Analytical Sciences, Invited lecture
AS-011

Pushing the limits of de novo genome assembly for complex prokaryotic genomes and establishing a basis to utilize microbiome isolates for plant protection

 

C. H. Ahrens1,2
1Agroscope , 2SIB Swiss Institute of Bioinformatics

My genomics and bioinformatics team closely collaborates with experimental groups that have established functional assays to isolate individual, functionally relevant microorganisms involved e.g. in biocontrol, biostimulation, or antibiotics resistance from complex microbiomes such as those present on plant surfaces, fermented foods or in the soil. Such interdisciplinary collaborations are essential for Agroscope’s aim to bring microbiome research into applied practice.
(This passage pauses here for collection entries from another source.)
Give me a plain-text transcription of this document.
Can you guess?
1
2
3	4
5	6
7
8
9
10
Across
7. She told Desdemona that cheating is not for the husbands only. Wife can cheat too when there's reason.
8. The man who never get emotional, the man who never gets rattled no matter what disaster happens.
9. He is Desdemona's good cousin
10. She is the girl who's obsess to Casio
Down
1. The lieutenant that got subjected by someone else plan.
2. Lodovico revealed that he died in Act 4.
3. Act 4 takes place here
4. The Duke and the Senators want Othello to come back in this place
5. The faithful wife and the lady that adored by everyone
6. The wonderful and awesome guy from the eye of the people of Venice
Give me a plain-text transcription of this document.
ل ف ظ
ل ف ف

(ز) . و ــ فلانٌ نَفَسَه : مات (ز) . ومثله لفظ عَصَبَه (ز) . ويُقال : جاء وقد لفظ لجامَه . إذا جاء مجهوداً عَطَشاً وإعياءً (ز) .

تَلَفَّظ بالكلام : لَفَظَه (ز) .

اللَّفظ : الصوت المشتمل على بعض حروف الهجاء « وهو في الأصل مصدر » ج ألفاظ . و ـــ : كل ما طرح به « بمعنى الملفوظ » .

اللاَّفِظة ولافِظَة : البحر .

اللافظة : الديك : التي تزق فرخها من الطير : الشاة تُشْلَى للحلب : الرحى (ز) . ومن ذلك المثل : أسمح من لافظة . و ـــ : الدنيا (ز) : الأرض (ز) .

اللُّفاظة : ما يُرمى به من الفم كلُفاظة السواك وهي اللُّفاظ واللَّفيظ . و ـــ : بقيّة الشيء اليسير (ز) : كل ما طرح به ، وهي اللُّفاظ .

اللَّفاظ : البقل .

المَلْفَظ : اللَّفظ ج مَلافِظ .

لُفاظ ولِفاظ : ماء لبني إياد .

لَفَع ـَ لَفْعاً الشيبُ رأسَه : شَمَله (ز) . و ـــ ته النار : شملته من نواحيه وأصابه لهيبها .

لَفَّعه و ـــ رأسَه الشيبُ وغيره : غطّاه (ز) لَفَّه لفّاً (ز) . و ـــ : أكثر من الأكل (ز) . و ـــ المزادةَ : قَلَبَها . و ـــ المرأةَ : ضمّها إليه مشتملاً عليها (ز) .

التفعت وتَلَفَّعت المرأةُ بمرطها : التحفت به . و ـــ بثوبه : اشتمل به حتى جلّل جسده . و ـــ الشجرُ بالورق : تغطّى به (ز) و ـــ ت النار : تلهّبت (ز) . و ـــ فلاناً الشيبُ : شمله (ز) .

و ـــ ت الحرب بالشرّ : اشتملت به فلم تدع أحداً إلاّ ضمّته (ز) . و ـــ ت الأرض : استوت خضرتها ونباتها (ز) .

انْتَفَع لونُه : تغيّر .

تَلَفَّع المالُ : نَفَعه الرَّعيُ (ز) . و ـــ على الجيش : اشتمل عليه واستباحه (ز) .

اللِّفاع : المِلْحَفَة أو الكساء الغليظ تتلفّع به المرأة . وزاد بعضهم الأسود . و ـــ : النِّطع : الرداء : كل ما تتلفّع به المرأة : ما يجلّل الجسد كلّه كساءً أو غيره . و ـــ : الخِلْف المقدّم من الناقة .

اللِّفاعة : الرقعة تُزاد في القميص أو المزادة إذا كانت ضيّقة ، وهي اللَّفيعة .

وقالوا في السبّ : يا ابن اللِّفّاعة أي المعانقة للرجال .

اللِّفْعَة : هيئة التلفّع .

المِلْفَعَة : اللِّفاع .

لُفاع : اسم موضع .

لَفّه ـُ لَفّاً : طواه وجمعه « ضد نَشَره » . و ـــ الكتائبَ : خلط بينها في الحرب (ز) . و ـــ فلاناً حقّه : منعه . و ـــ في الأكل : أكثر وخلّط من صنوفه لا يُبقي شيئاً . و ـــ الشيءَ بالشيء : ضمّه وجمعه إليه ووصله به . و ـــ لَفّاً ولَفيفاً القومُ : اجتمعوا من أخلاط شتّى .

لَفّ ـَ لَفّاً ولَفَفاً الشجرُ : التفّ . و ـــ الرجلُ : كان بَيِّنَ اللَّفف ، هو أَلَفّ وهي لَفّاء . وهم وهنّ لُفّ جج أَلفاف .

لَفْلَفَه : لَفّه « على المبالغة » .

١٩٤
We subsequently de novo assemble complete genomes of such strains using the latest Next Generation Sequencing (NGS) technologies from Pacific Biosciences and Oxford Nanopore Technologies (ONT) and state of the art assembly algorithms. Generating a complete, de novo genome assembly for prokaryotes is generally considered a solved problem because of their relatively small size and low complexity. However, the analysis of 9300 complete prokaryotic genomes indicated that a sizable fraction (10%) either harbored several hundred repeats of up to 7 kb in length (so-called class II genomes), or very long near identical repeats up to over 100 kb (so-called class III genomes), both of which impede complete genome assembly.

By using long PacBio reads, we could recently show that repeat-rich class II genomes of Lactobacillus strains could be readily assembled into complete genomes, and that this approach represents a distinctive advantage over the fragmented assemblies generated by short read Illumina data alone. Using very long reads from ONT, we could even completely assemble the genome of a highly complex Pseudomonas koreensis strain that harbored nearly identical repeats of 70 kilobase pairs. As accurate genome annotation is critical to exploit the deluge of completely sequenced genomes, a publicly available proteogenomics solution for improved genome annotation was developed with funding from the Swiss National Science Foundation.

In this talk, I will highlight some of the lessons learnt over the past four years and present an outlook on how we plan to use functional genomics technologies with the ultimate aim to use naturally occurring microorganisms for plant protection.